Judge of the United States Tax Court
- In office 1968–1983
- Appointed by: Lyndon B. Johnson Richard Nixon
- Preceded by: Russell E. Train
- Succeeded by: Stephen Swift

Personal details
- Born: Leo Howard Irwin August 1, 1917 Sparta, North Carolina, U.S.
- Died: September 16, 1995 (aged 78) Whitehead Township, Alleghany County, North Carolina, U.S.
- Spouse: Doris
- Parent(s): Carl Irwin Mallie Irwin
- Education: George Washington University (AB) Georgetown University Law Center (LLB)
- Profession: Judge

Military service
- Allegiance: United States
- Branch/service: United States Navy
- Battles/wars: World War II

= Leo H. Irwin =

American judge (1917–1995)

Leo Howard Irwin (August 1, 1917 – September 16, 1995) was a judge of the United States Tax Court.

Born in Sparta, North Carolina to Carl and Mallie Irwin, Irwin attended the public schools of Sparta, and enrolled at the University of North Carolina from 1935 to 1938, but did not finish a course of study there. Instead, in 1938, he began working as a messenger for the United States Department of Agriculture and the Civil Service Commission, and that same year began attending the George Washington University in the evening, to receive an A.B. in 1940. He continued working for the government while becoming a night student at the Georgetown University Law Center in 1940, but left that program in 1942 to serve in the United States Navy, during World War II. He entered the military service as a naval communications officer, serving on the staff of the commander of the Amphibious Training Command for the Atlantic Fleet, and later as staff communications officer and flag secretary for the USS LST-22 Flotilla in the Pacific. Returning to civilian life in 1946, Irwin worked for the United States Department of the Treasury, and for the Civil Aeronautics Board, and continued as a night student at Georgetown, receiving his LL.B. in 1947.

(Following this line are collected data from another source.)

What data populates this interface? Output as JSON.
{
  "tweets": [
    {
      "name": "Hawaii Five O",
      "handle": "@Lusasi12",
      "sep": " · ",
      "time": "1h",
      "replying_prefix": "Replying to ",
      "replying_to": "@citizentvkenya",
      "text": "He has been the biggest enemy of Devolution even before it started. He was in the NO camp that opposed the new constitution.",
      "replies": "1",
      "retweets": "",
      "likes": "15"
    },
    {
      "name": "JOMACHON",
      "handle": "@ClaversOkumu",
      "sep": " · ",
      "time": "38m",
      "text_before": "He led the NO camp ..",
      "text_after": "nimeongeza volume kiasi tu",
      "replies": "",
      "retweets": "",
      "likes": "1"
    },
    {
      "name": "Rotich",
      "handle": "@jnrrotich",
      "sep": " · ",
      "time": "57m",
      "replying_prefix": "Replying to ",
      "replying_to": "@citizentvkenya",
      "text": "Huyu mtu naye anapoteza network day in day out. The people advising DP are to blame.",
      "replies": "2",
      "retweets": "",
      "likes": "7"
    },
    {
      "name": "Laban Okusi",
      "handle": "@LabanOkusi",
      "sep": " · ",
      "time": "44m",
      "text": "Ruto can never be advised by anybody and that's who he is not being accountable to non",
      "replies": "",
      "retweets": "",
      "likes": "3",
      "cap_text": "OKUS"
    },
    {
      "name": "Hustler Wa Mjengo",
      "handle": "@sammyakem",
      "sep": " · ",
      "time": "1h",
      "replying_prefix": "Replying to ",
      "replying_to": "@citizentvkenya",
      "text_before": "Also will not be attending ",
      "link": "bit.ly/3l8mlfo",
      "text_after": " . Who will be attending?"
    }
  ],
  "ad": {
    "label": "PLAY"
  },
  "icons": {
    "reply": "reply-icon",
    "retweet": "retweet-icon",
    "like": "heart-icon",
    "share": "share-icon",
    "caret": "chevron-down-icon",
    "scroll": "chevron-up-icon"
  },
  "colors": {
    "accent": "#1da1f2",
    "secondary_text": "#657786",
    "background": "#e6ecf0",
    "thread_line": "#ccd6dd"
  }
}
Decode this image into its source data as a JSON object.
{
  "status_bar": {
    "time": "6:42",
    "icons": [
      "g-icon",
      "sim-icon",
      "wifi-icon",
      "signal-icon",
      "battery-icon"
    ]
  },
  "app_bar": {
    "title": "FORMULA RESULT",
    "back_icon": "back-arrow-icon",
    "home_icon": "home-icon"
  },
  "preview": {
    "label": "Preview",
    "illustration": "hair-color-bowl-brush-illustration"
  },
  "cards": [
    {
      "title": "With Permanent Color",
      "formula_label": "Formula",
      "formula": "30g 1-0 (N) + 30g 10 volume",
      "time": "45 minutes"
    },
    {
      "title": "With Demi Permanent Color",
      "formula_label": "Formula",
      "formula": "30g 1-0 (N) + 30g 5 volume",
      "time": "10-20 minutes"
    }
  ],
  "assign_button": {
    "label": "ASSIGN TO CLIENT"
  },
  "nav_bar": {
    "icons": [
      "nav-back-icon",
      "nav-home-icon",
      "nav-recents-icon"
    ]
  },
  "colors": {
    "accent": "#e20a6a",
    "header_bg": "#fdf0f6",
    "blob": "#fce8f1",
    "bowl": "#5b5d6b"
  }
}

In 1949, Congressman Robert Doughton, Chairman of the House Ways and Means Committee hired Irwin on his staff, leading to Irwin eventually serving for nineteen years as Chief Counsel for that committee. While serving in that capacity, Irwin met his wife, Doris, who was on the committee. From 1962 to 1963, Irwin returned to the Georgetown University Law Center, this time as an adjunct professor.

In 1968, President Lyndon B. Johnson appointed Irwin to a seat on the United States Tax Court vacated by the resignation of Russell E. Train. Irwin served the remainder of Train's term, and was then reappointed to full term by President Richard Nixon in 1970. On the court, Irwin "wrote 462 opinions, including four concurrences and seven dissents". Irwin's most noted opinion on that court was one allowing country singer Conway Twitty to deduct the cost of repaying friends for their losses incurred while investing in Twitty's failed effort to start a restaurant chain. Irwin concluded the opinion with several lines of rhyme about the case. Irwin served until his resignation in 1983, with President Ronald Reagan nominating Stephen Swift to replace him.

Irwin died in September 1995, at his summer home in Whitehead, North Carolina, and was memorialized in a special session of the Tax Court on December 1, 1995.